He waves the android away. "Portscreens and decorating droids?"

"Among other things," she allows. "What about you, then, Your Highness? What's on the itinerary of the prince?"

"Kai," he reminds her, leaning closer to look her full in the eyes.

Cinder glances away.

"The usual, I guess," he sighs, settling back against the bench. "Receiving guests. Dancing with diplomats. Gazing at the food while some duke or duchess ropes me into small talk." He sighs again, forlornly, as if he has never been allowed to sample the delectable dishes at the ball.

"Aren't you allowed to eat?"

"Technically. But Torin says it's improper to eat hors d'oeuvres in front of citizens. I'm not there to enjoy myself, as it's technically a public appearance. So I'm stuck with a grumbling stomach while the guests clear out the buffet."

She can't help a smile. "That must be pretty frustrating."

"After eighteen years, yes, I'm a little bitter." But he smiles, too, like it doesn't actually bother him all that much. He nudges her shoulder. "So you'll just have to give me a secondhand account. What's the food really like?"
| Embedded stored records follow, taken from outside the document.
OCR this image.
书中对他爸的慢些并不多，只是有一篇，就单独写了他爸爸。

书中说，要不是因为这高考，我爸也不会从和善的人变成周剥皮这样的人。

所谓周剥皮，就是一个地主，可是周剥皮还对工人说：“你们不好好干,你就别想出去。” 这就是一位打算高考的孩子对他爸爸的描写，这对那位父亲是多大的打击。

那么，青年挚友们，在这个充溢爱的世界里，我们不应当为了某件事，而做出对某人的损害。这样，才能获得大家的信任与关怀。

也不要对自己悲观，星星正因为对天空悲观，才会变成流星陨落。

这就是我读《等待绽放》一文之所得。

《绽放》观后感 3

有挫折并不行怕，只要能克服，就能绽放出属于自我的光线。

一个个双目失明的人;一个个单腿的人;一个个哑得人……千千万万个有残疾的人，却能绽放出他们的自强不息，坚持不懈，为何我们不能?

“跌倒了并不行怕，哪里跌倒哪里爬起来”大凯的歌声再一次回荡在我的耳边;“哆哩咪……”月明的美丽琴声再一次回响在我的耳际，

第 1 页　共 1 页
Cinder nudges him back. "I'm sure the palace cooks would be more than willing to make you an entire platter of your own."

"But it's different when you're actually there, with the music and dancing and your best clothes."

"Well, I've never gone to the ball," she admits. "So I couldn't tell you."

Kai's surprise is almost comical, as if she said that she had never heard the lullaby about the twinkling star. "Really? Why not?"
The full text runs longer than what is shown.